Australian researchers have pushed espresso extraction into lab-speed territory without leaning on heat. At the University of New South Wales in Sydney, Francisco Trujillo and Jaqueline Moura Nadolny used high-intensity ultrasound to brew espresso-strength coffee with room-temperature water in 2 to 3 minutes, a shift they say could cut operational energy use by as much as 75 percent.
The work, published in Ultrasonics Sonochemistry in June 2026, centers on a patented ultrasonic brewing sonoreactor that couples sound energy directly into a coffee basket as water percolates through a freely packed bed of grounds. The system uses a new horn design to excite resonance modes in the basket, turning the basket itself into part of the extraction mechanism rather than relying on the long, hot pressure cycle of a conventional espresso machine.
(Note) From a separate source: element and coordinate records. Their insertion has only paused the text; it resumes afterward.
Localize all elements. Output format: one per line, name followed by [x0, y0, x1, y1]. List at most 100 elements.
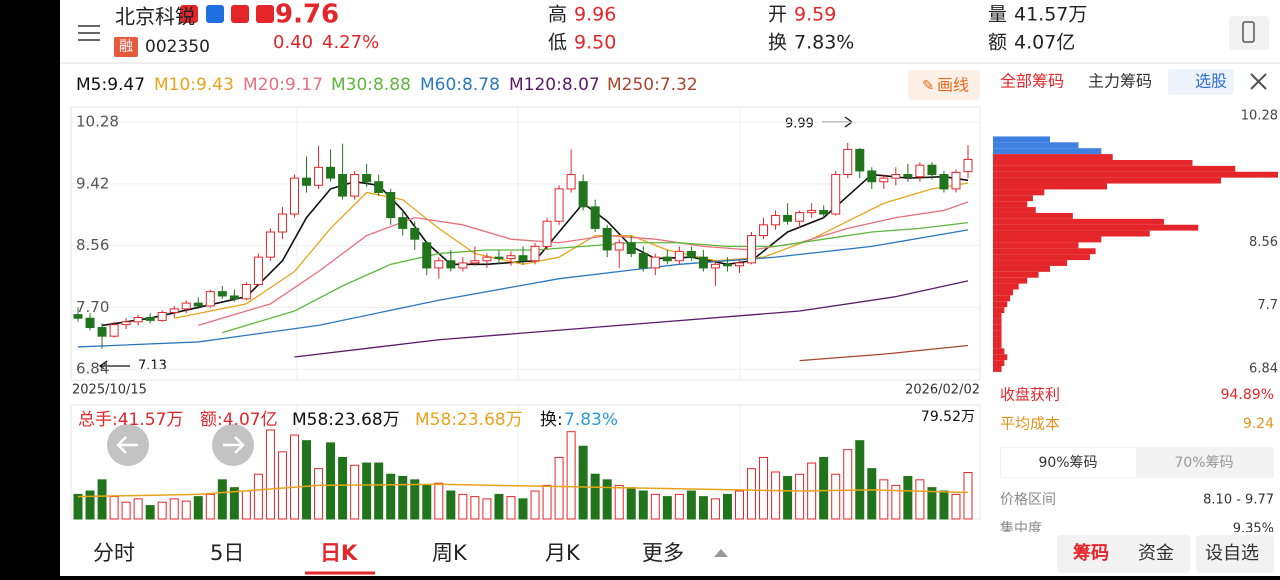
chip-bar	[993, 301, 1008, 308]
chip-detail-label: 价格区间	[1000, 492, 1056, 508]
volume-bar	[277, 451, 287, 520]
ma-legend: M30:8.88	[331, 75, 411, 95]
candle-body	[145, 316, 155, 321]
period-tab[interactable]: 更多	[642, 541, 684, 565]
chip-bar	[993, 354, 1008, 361]
vol-max: 79.52万	[921, 409, 975, 425]
candle-body	[85, 317, 95, 329]
vol-m58: M58:23.68万	[292, 410, 400, 430]
volume-bar	[229, 487, 239, 520]
candle-body	[362, 174, 372, 183]
chip-bar	[993, 136, 1050, 143]
ma-line	[294, 280, 969, 358]
ma-legend: M250:7.32	[607, 75, 698, 95]
range-tab[interactable]: 70%筹码	[1174, 454, 1233, 471]
chip-tab[interactable]: 全部筹码	[1000, 72, 1064, 91]
chip-bar	[993, 307, 1005, 314]
chip-bar	[993, 324, 1002, 331]
volume-bar	[133, 498, 143, 520]
volume-bar	[939, 490, 949, 520]
candle-body	[205, 291, 215, 307]
price: 9.76	[275, 0, 339, 30]
chip-bar	[993, 254, 1090, 261]
candle-body	[229, 295, 239, 300]
y-tick-label: 10.28	[76, 113, 119, 131]
candle-body	[638, 253, 648, 269]
stat-label: 高	[548, 4, 567, 26]
candle-body	[831, 174, 841, 215]
action[interactable]: 设自选	[1205, 543, 1259, 564]
ma-legend: M5:9.47	[76, 75, 145, 95]
candle-body	[410, 227, 420, 240]
candle-body	[193, 302, 203, 307]
volume-bar	[97, 479, 107, 520]
volume-bar	[819, 456, 829, 520]
stat-value: 4.07亿	[1014, 32, 1075, 54]
stat-value: 9.96	[574, 4, 616, 26]
change: 0.40	[273, 32, 313, 53]
candle-body	[590, 206, 600, 229]
more-arrow[interactable]	[714, 549, 728, 557]
chip-tab[interactable]: 选股	[1195, 72, 1227, 91]
chip-bar	[993, 265, 1050, 272]
volume-bar	[338, 456, 348, 520]
volume-bar	[554, 456, 564, 520]
x-start: 2025/10/15	[72, 383, 147, 398]
candle-body	[169, 308, 179, 313]
chip-tab[interactable]: 主力筹码	[1088, 72, 1152, 91]
period-tab[interactable]: 分时	[93, 541, 135, 565]
menu-icon[interactable]	[78, 25, 100, 41]
volume-bar	[458, 493, 468, 520]
chip-bar	[993, 207, 1036, 213]
action[interactable]: 筹码	[1073, 542, 1109, 564]
range-tab[interactable]: 90%筹码	[1038, 454, 1097, 471]
chip-bar	[993, 271, 1039, 278]
candle-body	[843, 148, 853, 176]
candle-body	[759, 224, 769, 237]
candle-body	[494, 256, 504, 260]
phone-icon[interactable]	[1229, 16, 1269, 50]
ma-line	[77, 229, 969, 348]
period-tab[interactable]: 5日	[210, 541, 244, 565]
volume-bar	[602, 479, 612, 520]
volume-bar	[771, 471, 781, 520]
chip-bar	[993, 218, 1164, 225]
volume-bar	[362, 462, 372, 520]
draw-label[interactable]: 画线	[937, 76, 969, 95]
candle-body	[302, 177, 312, 186]
nav-arrows[interactable]	[107, 424, 254, 466]
volume-bar	[410, 479, 420, 520]
volume-bar	[831, 473, 841, 520]
candle-body	[314, 166, 324, 186]
volume-bar	[205, 493, 215, 520]
chip-bar	[993, 313, 1002, 319]
candle-body	[470, 260, 480, 264]
select-tab-bg	[1168, 69, 1234, 95]
stat-value: 7.83%	[794, 32, 854, 54]
chip-bar	[993, 336, 1002, 343]
candle-body	[554, 188, 564, 222]
action[interactable]: 资金	[1138, 543, 1174, 564]
action-add	[1196, 535, 1274, 573]
volume-bar	[289, 434, 299, 520]
period-tab[interactable]: 周K	[432, 541, 468, 565]
candle-body	[73, 314, 83, 319]
candle-body	[446, 260, 456, 269]
period-tab[interactable]: 月K	[545, 541, 581, 565]
y-tick-label: 6.84	[76, 360, 109, 378]
volume-bar	[614, 484, 624, 520]
draw-button[interactable]	[908, 70, 980, 100]
candle-body	[109, 324, 119, 337]
volume-bar	[73, 493, 83, 520]
chip-bar	[993, 142, 1079, 149]
candle-body	[374, 181, 384, 193]
chip-bar	[993, 230, 1150, 237]
candle-body	[614, 242, 624, 251]
volume-bar	[963, 471, 973, 520]
volume-bar	[398, 475, 408, 520]
volume-bar	[686, 490, 696, 520]
period-tab[interactable]: 日K	[320, 541, 358, 565]
volume-bar	[590, 473, 600, 520]
volume-bar	[710, 498, 720, 520]
close-icon[interactable]	[1250, 73, 1267, 90]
For coffee drinkers, the most important detail is not the engineering, but the cup. In blind tasting, 100 testers reportedly could not distinguish the ultrasonic brew from conventional espresso. That matters because speed alone does not make a new brew method relevant to espresso drinkers; it has to preserve body, balance, and the familiar punch that makes espresso espresso.
UNSW has said the technology has commercialization potential, and a provisional patent is already in place. Trujillo has also said the team wants to work with coffee-machine manufacturers, a sign that this is being pitched as more than a one-off research demo. If that path holds, the appeal for cafés is straightforward: lower energy bills, faster service, and less time spent keeping water and machines at brewing temperature.
This is not the first time Australian researchers have tried to compress coffee time with ultrasound. In May 2024, UNSW and the University of Queensland reported an ultrasonic cold-brew method that cut brew time from 12 to 24 hours to under 3 minutes. UQ researchers said that accelerated brew still satisfied fans of smoother, less acidic cold brew, and earlier reporting said the system was adapted from a Breville espresso machine.
That is what makes the new espresso work worth watching. It is not just about brewing faster, but about whether ultrasound can move from a clever extraction trick to a credible machine category without giving up the sensory profile espresso drinkers expect. For now, the test is unusually blunt: if 100 blind tasters could not tell the difference, the next question is whether cafés will want the energy savings as much as the cup.